I also tried to install classic 1/10th wheels from any TT-01, TA-01, TL-01 etc...: this time, the size difference is about 18%. The real track test shows that the stock 540 silver can with the 20T motor pinion goes as fast as an other 55D wheels M-chassis powered by a Sport Tuned motor (18T motor pinion) laughing. Of course, this was just for fun (and look) since it is much more fun when all cars have the same setup.

But my yellow Suzuki looks way more aggressive:


With 60D tires

Tamiya 58368 Suzuki Swift Super 1600 Tires

With classic 1/10th wheels

Tamiya 58368 Suzuki Swift Super 1600 Tires


Even if this proved to be definitely useless on a track, give this mod a try if you have 1/10th wheels available, just for fun (but they may not fit every bodyshell wheel arches).


Handy useless things:

As with every chassis, many options are available for the M-03, some contributing to performances or comfort at usage when others are just for decoration.


53346 Quick Battery release

Tamiya 53346 Quick Battery release

53056 Pin Type Wheel Adapters

Tamiya 53056 Pin Type Wheel Adapter


For me, those two options are among the useful but not required, even if at usage, they quickly turn into must have. The battery retention system is very helpful even though it is certainly more fragile than the standard system. About the aluminum wheel adapters, I install them on all my models since they never get trapped into the rims and never wear or break.

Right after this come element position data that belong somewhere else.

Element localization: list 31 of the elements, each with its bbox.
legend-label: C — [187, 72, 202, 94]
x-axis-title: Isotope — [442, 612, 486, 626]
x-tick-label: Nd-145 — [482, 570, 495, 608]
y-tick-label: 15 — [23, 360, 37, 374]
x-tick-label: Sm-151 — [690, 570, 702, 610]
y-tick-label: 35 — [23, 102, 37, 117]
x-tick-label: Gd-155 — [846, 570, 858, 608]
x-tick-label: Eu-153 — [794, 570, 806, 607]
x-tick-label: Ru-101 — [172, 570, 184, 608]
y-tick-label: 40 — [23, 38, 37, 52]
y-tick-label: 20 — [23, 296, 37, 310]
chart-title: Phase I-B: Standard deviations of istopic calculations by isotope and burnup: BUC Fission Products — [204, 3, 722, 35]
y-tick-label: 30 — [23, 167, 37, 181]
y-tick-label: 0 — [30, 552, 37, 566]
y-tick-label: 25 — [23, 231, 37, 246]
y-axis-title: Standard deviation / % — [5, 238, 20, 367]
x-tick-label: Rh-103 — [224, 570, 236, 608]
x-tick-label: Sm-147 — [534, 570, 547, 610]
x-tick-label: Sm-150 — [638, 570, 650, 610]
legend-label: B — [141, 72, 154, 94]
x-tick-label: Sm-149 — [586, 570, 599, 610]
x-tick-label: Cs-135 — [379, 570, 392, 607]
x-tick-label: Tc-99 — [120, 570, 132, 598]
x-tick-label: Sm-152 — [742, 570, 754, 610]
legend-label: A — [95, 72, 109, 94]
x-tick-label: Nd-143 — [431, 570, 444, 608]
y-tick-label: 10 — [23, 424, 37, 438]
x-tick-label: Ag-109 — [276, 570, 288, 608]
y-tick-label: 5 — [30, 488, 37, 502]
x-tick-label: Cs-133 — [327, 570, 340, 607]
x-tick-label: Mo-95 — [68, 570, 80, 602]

Now the considerably less useful parts:


3Racing motor heatsink (M03M-21/SI)

3Racing M03M-21/SI Heat Sink

3Racing cooling fan (M03M-09/LB)

Tamiya 3Racing M03M-09/LB Fan


From those two, the most effective must be the fan... well, almost laughing. The motor heatsink doesn't have a chance to evacuate heat since the heat transfer can only come through the motor screws: the thermal exchange surface is rather limited. The equivalent option from Tamiya(reference 53344) lacks the same efficiency since this is due to the chassis layout. Now the motor cooling fan that simply fits above it: at its best, the fan may unlikely give the motor a cold but will never make it colder laughing.

Among other available options for M-03, I think the only valuable ones are the adjustable turnbuckles (to fine tune drivetrain settings) and aluminum uprights (toe-in/out setup). I consider the rest to be about cosmetics and/or overweight.


Overall handling:

Very difficult to describe the M-Chassis if you never had the chance to see one and above all, to drive one. It is very quick in corners, fast in straight lines and quick to re-accelerate, even when power by the Mabuchi 540 stock silver can. To some extend, the handling makes me think of a mix between my Racing Master and my FF-01.

When taking it first in hands, it is surprisingly easy to drive despite being a front wheel drive chassis. But don't think it is boring and that easy. The best is to share the track with friends running cars with the same setup. I definitely highly recommend this chassis to anyone who wants to makes its debuts on-road, but also to everyone who think 1/10th 4WD classic chassis are boring to drive unless you fit them with more power than a Mabuchi 540 silver can.


Future evolution of my Suzuki Swift Super 1600:

Honestly, you can drive this model for years and have great moments without changing anything to it. Once you have found the suspension balance, this chassis is a blast to drive. With my friends from the Team Vintage Racing, we have decided to get even more spice out of our M-Chassis runs: our models will now be fitted with the Sport Tuned motor and an 20T motor pinion. Even quicker, even faster, even more fun!